Digital adoption continues to be a major driver of efficiency within the group. Equity reported that more than 98% of transactions are now conducted outside physical branches, with nearly 90% processed through digital platforms, highlighting the rapid shift in customer behaviour.

Efficiency gains were also reflected in improved operational ratios, with the cost to income ratio declining to 50.6% from 54.2%, while return on equity stood at 22.6%, signalling strong profitability despite a challenging macroeconomic environment in parts of the region.

Subsidiaries in Tanzania, Rwanda, and the Democratic Republic of Congo delivered particularly strong growth, reinforcing the group’s diversified regional footprint. Tanzania recorded profit growth of 150%, Rwanda 36%, and DRC 32%, further strengthening the group’s earnings base outside its home market.

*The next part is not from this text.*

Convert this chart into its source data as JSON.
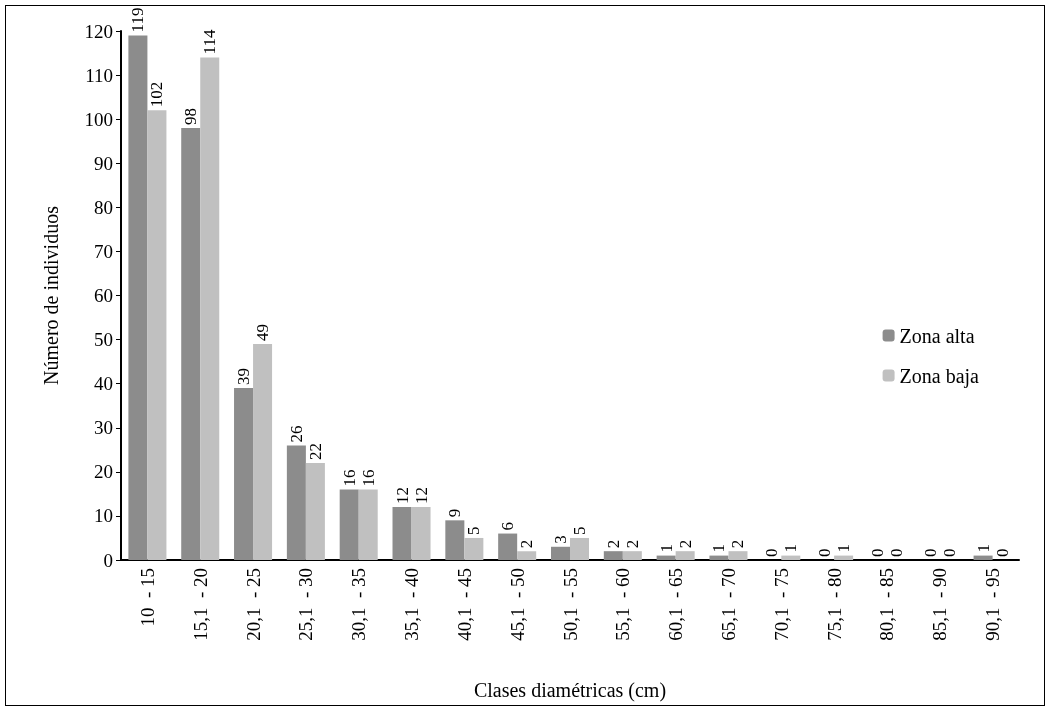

Analysts say the results underline the increasing importance of regional banking groups in Africa’s financial sector, as institutions expand beyond domestic markets to capture growth opportunities linked to trade integration, digital finance, and rising financial inclusion.

The group also highlighted its continued investment in youth development and leadership programmes, particularly in Uganda, where it continues to support education and entrepreneurship initiatives aimed at building long term human capital.

With improving macroeconomic conditions in key markets and continued expansion of digital banking infrastructure, Equity Group said it remains confident in sustaining its growth trajectory through 2026 and beyond.